Em “Casa voadora”, livro lançado pelo selo TAO, da editora Blucher, escritor paulistano faz um mergulho interior e reflete sobre a pandemia, o mundo contemporâneo e as possibilidades de uma vida mais saudável
“A vida é assim, passa rápido, os cavalos correm de um lado para outro.
Deixam aos seus descendentes suas imagens na paisagem e na poeira”
Trecho do livro (p.50)
Como uma pessoa com TOC vê o mundo? É isso que os leitores vão conhecer em “Casa Voadora – Livro de sobrevivência de um autor com TOC “(444 pág.), do paulistano Luiz Otavio Santi. Publicada pelo selo TAO, da editora Blucher, a obra reúne uma série de textos reflexivos, descritivos e especulativos, que brincam entre os gêneros crônica e o relato autobiográfico. Entre os temas abordados, estão fatos cotidianos vividos durante a pandemia, seus processos de tratamento e manejo do TOC, e reflexões sobre temas relevantes para a humanidade, tais como a necessidade de uma vida mais conectada consigo próprio, o excesso de tecnologia em nossas vidas e as novas saídas que o autor encontrou para antigos problemas do capitalismo. A obra conta com prefácio assinado pelo escritor, cineasta e professor Andre Fratti Costa.
Graduado em Comunicação Social e Cinema, mestre em Comunicação e Semiótica e doutor em Psicologia Social, além de acupunturista, eutonista (eutonia), Santi busca traduzir, em seus escritos, a sua experiência com o Transtorno Obsessivo Compulsivo (TOC) — no Brasil, cerca de uma pessoa a cada 50 sofre TOC, que é definido por uma série de obsessões e manias que a pessoa apresenta na rotina. No livro, o autor constrói uma série de capítulos-casas que abrigam suas reflexões, dividindo cada capítulo com uma “casa” diferente. Assim, além da “Casa voadora”, a casa maior que dá título ao livro, temos também a própria montagem de “casas textuais” como “O mapa da casa”, “A abertura da casa”, “Casa pandêmica”, e assim por diante.
Escrever com TOC, mas também com os grandes mestres
Os escritos de Luiz Otavio Santi são poéticos, densos e verborrágicos. Como ele mesmo diz, nasceram da dor, mas não só da dor de conviver com TOC, mas também da convivência próxima com a arte, tanto do audiovisual quanto da poesia. Isto pode ser visto, por exemplo, quando Santi abre seus textos para pequenos exercícios poéticos, pequenos poemas que contam, narram e apontam para os temas que ele está analisando. Para o autor, este trabalho é resultado de um grande trabalho, de um livro que nasce mesmo de um trabalho exaustivo — “programático, assertivo, decisivo, persistente, determinado: 4 a 5 horas diárias, em média, sob uma espécie de ‘febre’”, como afirma Andre Fratti Costa, no prefácio.

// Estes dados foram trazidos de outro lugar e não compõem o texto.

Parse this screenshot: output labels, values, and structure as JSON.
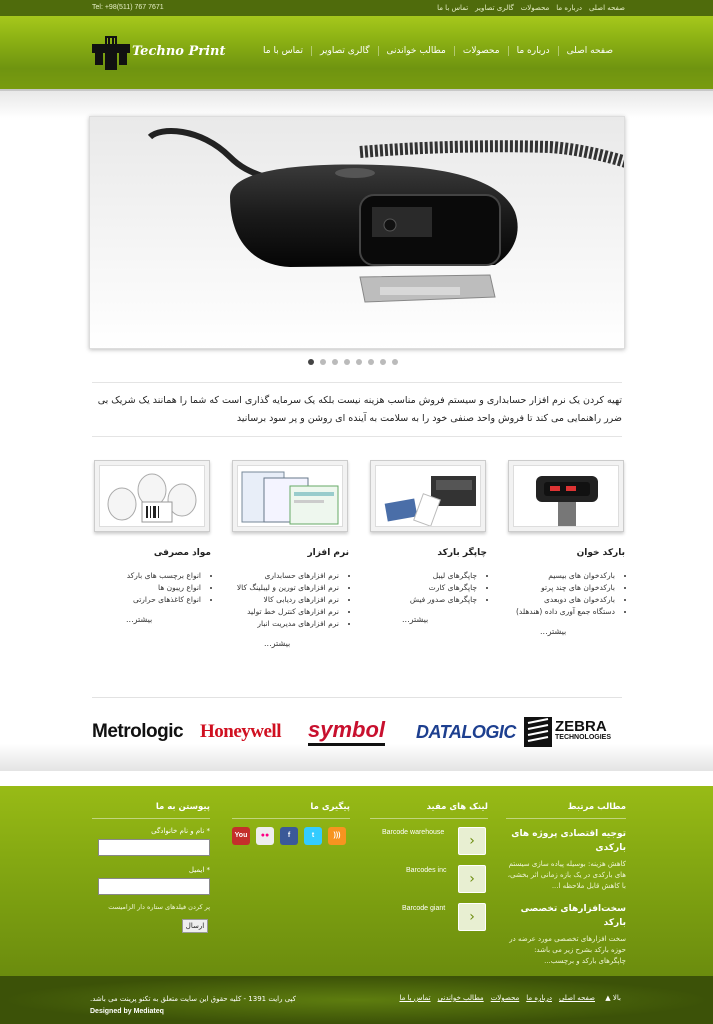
{
  "topbar": {
    "phone": "Tel: +98(511) 767 7671",
    "links": [
      "صفحه اصلی",
      "درباره ما",
      "محصولات",
      "گالری تصاویر",
      "تماس با ما"
    ]
  },
  "header": {
    "logo_text": "Techno Print",
    "nav": [
      "صفحه اصلی",
      "درباره ما",
      "محصولات",
      "مطالب خواندنی",
      "گالری تصاویر",
      "تماس با ما"
    ]
  },
  "slider": {
    "slide_count": 8,
    "active_index": 0
  },
  "intro": {
    "text": "تهیه کردن یک نرم افزار حسابداری و سیستم فروش مناسب هزینه نیست بلکه یک سرمایه گذاری است که شما را همانند یک شریک بی ضرر راهنمایی می کند تا فروش واحد صنفی خود را به سلامت به آینده ای روشن و پر سود برسانید"
  },
  "products": [
    {
      "title": "بارکد خوان",
      "items": [
        "بارکدخوان های بیسیم",
        "بارکدخوان های چند پرتو",
        "بارکدخوان های دوبعدی",
        "دستگاه جمع آوری داده (هندهلد)"
      ],
      "more": "بیشتر..."
    },
    {
      "title": "چاپگر بارکد",
      "items": [
        "چاپگرهای لیبل",
        "چاپگرهای کارت",
        "چاپگرهای صدور فیش"
      ],
      "more": "بیشتر..."
    },
    {
      "title": "نرم افزار",
      "items": [
        "نرم افزارهای حسابداری",
        "نرم افزارهای تورین و لیبلینگ کالا",
        "نرم افزارهای ردیابی کالا",
        "نرم افزارهای کنترل خط تولید",
        "نرم افزارهای مدیریت انبار"
      ],
      "more": "بیشتر..."
    },
    {
      "title": "مواد مصرفی",
      "items": [
        "انواع برچسب های بارکد",
        "انواع ریبون ها",
        "انواع کاغذهای حرارتی"
      ],
      "more": "بیشتر..."
    }
  ],
  "brands": {
    "metrologic": "Metrologic",
    "honeywell": "Honeywell",
    "symbol": "symbol",
    "datalogic": "DATALOGIC",
    "zebra": "ZEBRA",
    "zebra_sub": "TECHNOLOGIES"
  },
  "footer": {
    "related": {
      "heading": "مطالب مرتبط",
      "articles": [
        {
          "title": "توجیه اقتصادی پروژه های بارکدی",
          "text": "کاهش هزینه: بوسیله پیاده سازی سیستم های بارکدی در یک بازه زمانی اثر بخشی، با کاهش قابل ملاحظه ا..."
        },
        {
          "title": "سخت‌افزارهای تخصصی بارکد",
          "text": "سخت افزارهای تخصصی مورد عرضه در حوزه بارکد بشرح زیر می باشد: چاپگرهای بارکد و برچسب..."
        }
      ]
    },
    "links": {
      "heading": "لینک های مفید",
      "items": [
        "Barcode warehouse",
        "Barcodes inc",
        "Barcode giant"
      ]
    },
    "follow": {
      "heading": "پیگیری ما"
    },
    "contact": {
      "heading": "پیوستن به ما",
      "name_label": "* نام و نام خانوادگی",
      "email_label": "* ایمیل",
      "note": "پر کردن فیلدهای ستاره دار الزامیست",
      "send_label": "ارسال"
    }
  },
  "bottom": {
    "nav": [
      "صفحه اصلی",
      "درباره ما",
      "محصولات",
      "مطالب خواندنی",
      "تماس با ما"
    ],
    "copyright": "کپی رایت 1391 - کلیه حقوق این سایت متعلق به تکنو پرینت می باشد.",
    "credit": "Designed by Mediateq",
    "to_top": "بالا"
  },
  "colors": {
    "brand_green": "#7a9c0f",
    "dark_green": "#4f6b0c"
  }
}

“Foram 500 dias de propósito acompanhando as 500 mil mortes pelo Covid no Brasil”
O processo de escrita de Santi foi também atravessado pela pandemia, momento no qual grande parte de sua obra foi escrita: “Escrevi grande parte no período crítico da pandemia. Foram 500 dias de propósito acompanhando as 500 mil mortes pelo Covid no Brasil. Não sei se teria ou terei a mesma energia para consumir como na execução do ‘Casa Voadora’, fazendo outro livro.”
Entre livros e filmes, suas referências perpassam as obras “Caro Diário”, de Nani Moretti; “O homem que confundiu seu chapéu com a mulher”, de Oliver Sacks; “Dom Quixote”, de Cervantes; “Antropologia Estrutural”, de Claude Lévi-Strauss, “Vidas secas”, de Graciliano Ramos, além de citar autores latino-americanos como Jorge Luis Borges, Machado de Assis, Marçal Aquino, entre outros.
E se é na literatura que Santi encontrou espaço para habitar suas casas, é porque o texto ainda é uma das formas mais potentes de conversas com as vozes do presente e do passado. “Se a literatura é uma das menos culpadas das atividades humanas, escrever e falar do mundo que se vê, assumindo o próprio ponto de vista, há de ser mais livre ainda”, frisa o escritor. E ao olhar para seu livro pronto, emendou: “Fiz 60 anos e chegou a hora de agir.”
Confira um trecho do livro (pág. 13):
“Não sei. Abro minha alma neste livro expondo minhas vísceras, meus estudos, minha doença – TOC, transtorno obsessivo compulsivo – , minhas linguagem com o mundo e algumas experiências artístico-pedagógico-terapêuticas pessoais voltadas à observação – por que não ao meu desenvolvimento? – de nossas mentes e corpos, o que chamo de ‘corpomentalidade’.”